1, 2 and 3. During the course of bearing it appears to have been urged before the learned Magistrate that the only ground for summoning p.ws. 1, 2 and 3 for further cross-examination is that after charge they could not be properly cross-examined. The mere fact that it might be possible from further cross-examination of the prosecution witnesses to extract from them some more material which might be advantageous to the defence is not a sufficient ground to recall such witnesses but so far as this case is concerned, an opportunity was given to the defence to recall p.ws. 1 and 2 for further cross-examination subsequent to their discharge after cross-examination after charge.
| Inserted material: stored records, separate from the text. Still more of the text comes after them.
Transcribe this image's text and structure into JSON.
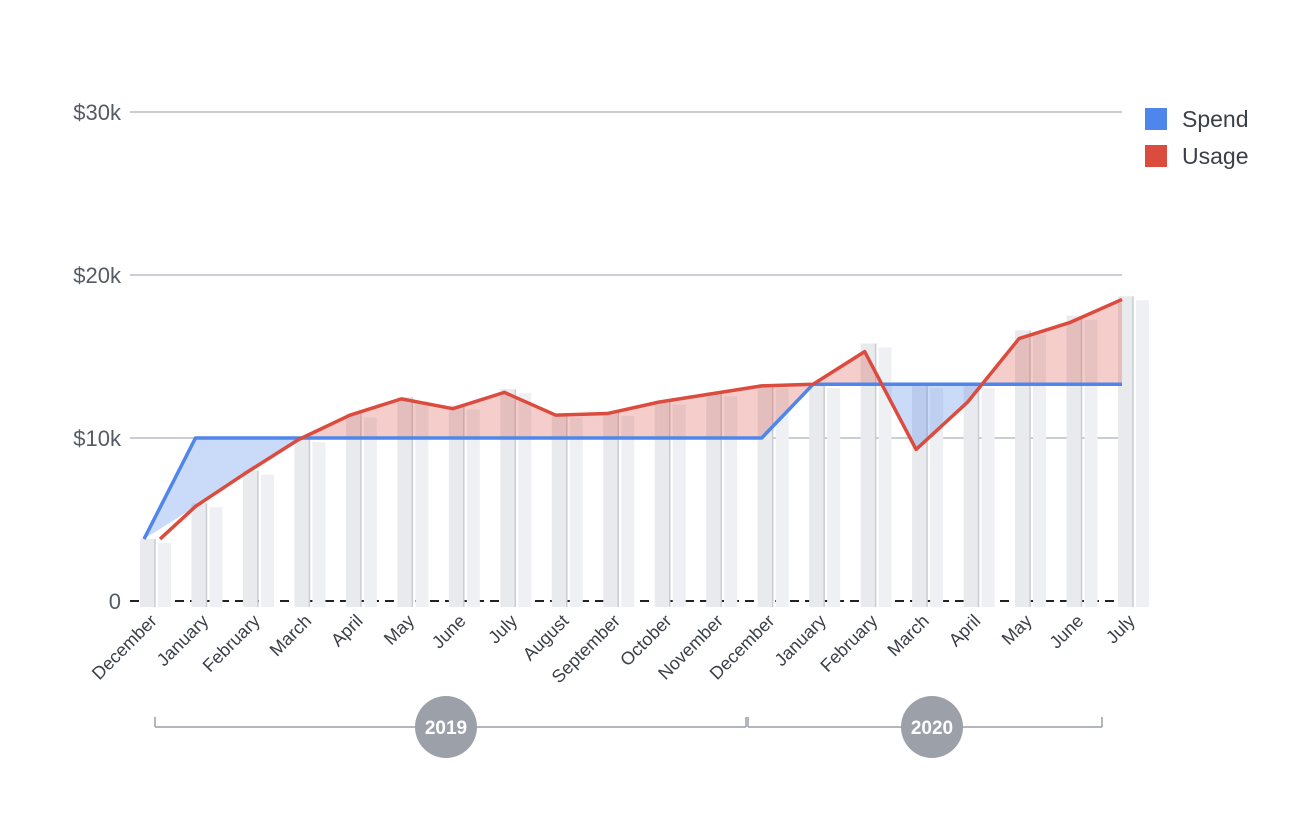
{
  "chart_data": {
    "type": "line",
    "x": [
      "December",
      "January",
      "February",
      "March",
      "April",
      "May",
      "June",
      "July",
      "August",
      "September",
      "October",
      "November",
      "December",
      "January",
      "February",
      "March",
      "April",
      "May",
      "June",
      "July"
    ],
    "years": [
      {
        "label": "2019"
      },
      {
        "label": "2020"
      }
    ],
    "series": [
      {
        "name": "Spend",
        "color": "#4f86ec",
        "values": [
          3800,
          10000,
          10000,
          10000,
          10000,
          10000,
          10000,
          10000,
          10000,
          10000,
          10000,
          10000,
          10000,
          13300,
          13300,
          13300,
          13300,
          13300,
          13300,
          13300
        ]
      },
      {
        "name": "Usage",
        "color": "#db4c3f",
        "values": [
          3800,
          5800,
          7900,
          9900,
          11400,
          12400,
          11800,
          12800,
          11400,
          11500,
          12200,
          12700,
          13200,
          13300,
          15300,
          9300,
          12200,
          16100,
          17100,
          18500
        ]
      }
    ],
    "bar_values": [
      3800,
      6000,
      8000,
      10000,
      11500,
      12500,
      12000,
      13000,
      11500,
      11600,
      12300,
      12800,
      13300,
      13300,
      15800,
      13300,
      13300,
      16600,
      17500,
      18700
    ],
    "bar_color": "#e8eaee",
    "yticks": [
      {
        "value": 0,
        "label": "0"
      },
      {
        "value": 10000,
        "label": "$10k"
      },
      {
        "value": 20000,
        "label": "$20k"
      },
      {
        "value": 30000,
        "label": "$30k"
      }
    ],
    "ylim": [
      0,
      30000
    ],
    "grid": true,
    "legend_position": "top-right"
  }
}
On 19-1-1970, after the last witness examined before charge had been cross-examined after charge and discharged, the case was posted to 9-2-1970 for recording the statement of the &accused. On 9-2-1970, the case (could not be taken up as the Magistrate was on casual leave and it was reposted to 9-3-1970. It was on 9-3-1970 that an application was filed on behalf of the accused to recall p.ws. 1 to 4 for further cross-examination. This application was considered on 20-3-1970 and the learned Magistrate for reasons stated by him allowed the defence to recall only p.ws. 1 and 2 for cross-examination and directed payment of Rs. 10/- as costs to be paid to p.ws. 1 and 2. The defence lost this opportunity due to its own default in not depositing this amount. 5. A narration of events as they occurred makes it abundantly clear that p.ws. 1 to 3 had not only been cross-examined before and after charge but the defence had also been afforded sufficient opportunity to recall them for further cross-examination. If it lost that opportunity it is entirely due to its own negligence. Doubtless, cross-examination is one of the most important processes for elucidation of facts of a case and all reasonable latitude should be allowed, but the Judge has always a discretion as to how far it may go or how long it may continue. I feel, that the learned Magistrate has gone to the farthest limit and had allowed sufficient latitude to the defence and the defence cannot ask for more. 6. I see no reason to interfere with the order passed by the Magistrate. The revision petition is dismissed.